Clustering: significance of s0,s1,s2?

In the clustering code, what actually is the significance of s0, s1
and s2? Apologies if it is a
dumb question but I do not find any comments in the code?


--
Regards,
Rahul K Mishra,
www.ee.iitb.ac.in/student/~rahulkmishra

Re: Clustering: significance of s0,s1,s2?

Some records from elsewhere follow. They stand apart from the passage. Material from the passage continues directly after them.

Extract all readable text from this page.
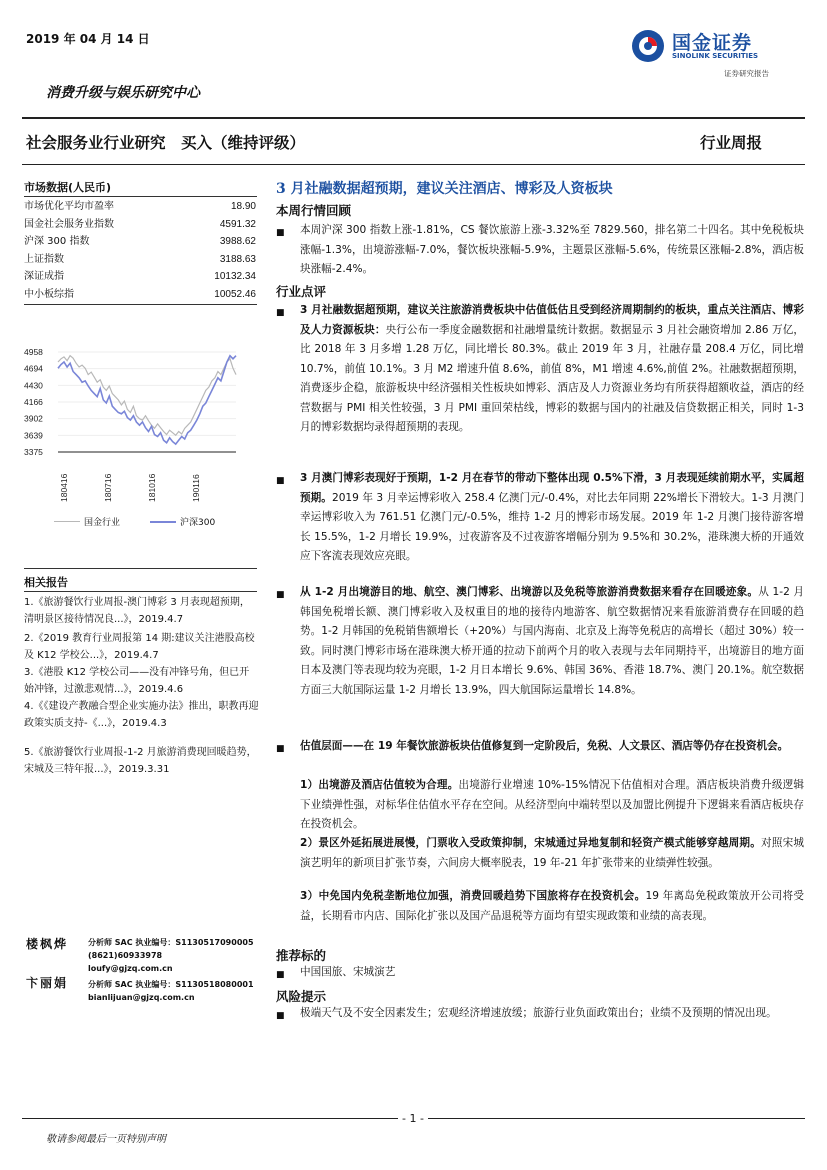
2019 年 04 月 14 日	国金证券
SINOLINK SECURITIES
证券研究报告
消费升级与娱乐研究中心
社会服务业行业研究　买入（维持评级）	行业周报
市场数据(人民币)
市场优化平均市盈率	18.90
国金社会服务业指数	4591.32
沪深 300 指数	3988.62
上证指数	3188.63
深证成指	10132.34
中小板综指	10052.46
4958
4694
4430
4166
3902
3639
3375
180416	180716	181016	190116
国金行业	沪深300
相关报告
1.《旅游餐饮行业周报-澳门博彩 3 月表现超预期，清明景区接待情况良...》，2019.4.7
2.《2019 教育行业周报第 14 期:建议关注港股高校及 K12 学校公...》，2019.4.7
3.《港股 K12 学校公司——没有冲锋号角，但已开始冲锋，过激悲观情...》，2019.4.6
4.《《建设产教融合型企业实施办法》推出，职教再迎政策实质支持-《...》，2019.4.3
5.《旅游餐饮行业周报-1-2 月旅游消费现回暖趋势，宋城及三特年报...》，2019.3.31
楼枫烨 分析师 SAC 执业编号：S1130517090005
(8621)60933978
loufy@gjzq.com.cn
卞丽娟 分析师 SAC 执业编号：S1130518080001
bianlijuan@gjzq.com.cn
3 月社融数据超预期，建议关注酒店、博彩及人资板块
本周行情回顾
■ 本周沪深 300 指数上涨-1.81%，CS 餐饮旅游上涨-3.32%至 7829.560，排名第二十四名。其中免税板块涨幅-1.3%，出境游涨幅-7.0%，餐饮板块涨幅-5.9%，主题景区涨幅-5.6%，传统景区涨幅-2.8%，酒店板块涨幅-2.4%。
行业点评
■ 3 月社融数据超预期，建议关注旅游消费板块中估值低估且受到经济周期制约的板块，重点关注酒店、博彩及人力资源板块：央行公布一季度金融数据和社融增量统计数据。数据显示 3 月社会融资增加 2.86 万亿，比 2018 年 3 月多增 1.28 万亿，同比增长 80.3%。截止 2019 年 3 月，社融存量 208.4 万亿，同比增 10.7%，前值 10.1%。3 月 M2 增速升值 8.6%，前值 8%，M1 增速 4.6%,前值 2%。社融数据超预期，消费逐步企稳，旅游板块中经济强相关性板块如博彩、酒店及人力资源业务均有所获得超额收益，酒店的经营数据与 PMI 相关性较强，3 月 PMI 重回荣枯线，博彩的数据与国内的社融及信贷数据正相关，同时 1-3 月的博彩数据均录得超预期的表现。
■ 3 月澳门博彩表现好于预期，1-2 月在春节的带动下整体出现 0.5%下滑，3 月表现延续前期水平，实属超预期。2019 年 3 月幸运博彩收入 258.4 亿澳门元/-0.4%，对比去年同期 22%增长下滑较大。1-3 月澳门幸运博彩收入为 761.51 亿澳门元/-0.5%，维持 1-2 月的博彩市场发展。2019 年 1-2 月澳门接待游客增长 15.5%，1-2 月增长 19.9%，过夜游客及不过夜游客增幅分别为 9.5%和 30.2%，港珠澳大桥的开通效应下客流表现效应亮眼。
■ 从 1-2 月出境游目的地、航空、澳门博彩、出境游以及免税等旅游消费数据来看存在回暖迹象。从 1-2 月韩国免税增长额、澳门博彩收入及权重目的地的接待内地游客、航空数据情况来看旅游消费存在回暖的趋势。1-2 月韩国的免税销售额增长（+20%）与国内海南、北京及上海等免税店的高增长（超过 30%）较一致。同时澳门博彩市场在港珠澳大桥开通的拉动下前两个月的收入表现与去年同期持平，出境游目的地方面日本及澳门等表现均较为亮眼，1-2 月日本增长 9.6%、韩国 36%、香港 18.7%、澳门 20.1%。航空数据方面三大航国际运量 1-2 月增长 13.9%，四大航国际运量增长 14.8%。
■ 估值层面——在 19 年餐饮旅游板块估值修复到一定阶段后，免税、人文景区、酒店等仍存在投资机会。
1）出境游及酒店估值较为合理。出境游行业增速 10%-15%情况下估值相对合理。酒店板块消费升级逻辑下业绩弹性强，对标华住估值水平存在空间。从经济型向中端转型以及加盟比例提升下逻辑来看酒店板块存在投资机会。
2）景区外延拓展进展慢，门票收入受政策抑制，宋城通过异地复制和轻资产模式能够穿越周期。对照宋城演艺明年的新项目扩张节奏，六间房大概率脱表，19 年-21 年扩张带来的业绩弹性较强。
3）中免国内免税垄断地位加强，消费回暖趋势下国旅将存在投资机会。19 年离岛免税政策放开公司将受益，长期看市内店、国际化扩张以及国产品退税等方面均有望实现政策和业绩的高表现。
推荐标的
■ 中国国旅、宋城演艺
风险提示
■ 极端天气及不安全因素发生；宏观经济增速放缓；旅游行业负面政策出台；业绩不及预期的情况出现。
- 1 -
敬请参阅最后一页特别声明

Posted by Jeff Eastman <jd...@windwardsolutions.com>.
Variables s0, s1 and s2 are for a running-sums algorithm that is used to 
compute the new center and radius (centroid and standard deviation) for 
Clusters at the end of each iteration. It is basically the 
RunningSumsGaussianAccumulator's implementation that is yet to be 
factored into a GaussianAccumulator instance so that an 
OnlineGaussianAccumulator can be substituted. The OGA is based upon 
Welford's algorithm and is more numerically stable for calculating the 
std (radius).

A JIRA issue to accomplish this refactoring and a patch to do it would 
be a great contribution for some aspiring Mahout developer.

On 10/1/12 1:06 AM, Rahul Mishra wrote:
> In the clustering code, what actually is the significance of s0, s1
> and s2? Apologies if it is a
> dumb question but I do not find any comments in the code?
>
>
> --
> Regards,
> Rahul K Mishra,
> www.ee.iitb.ac.in/student/~rahulkmishra
>
>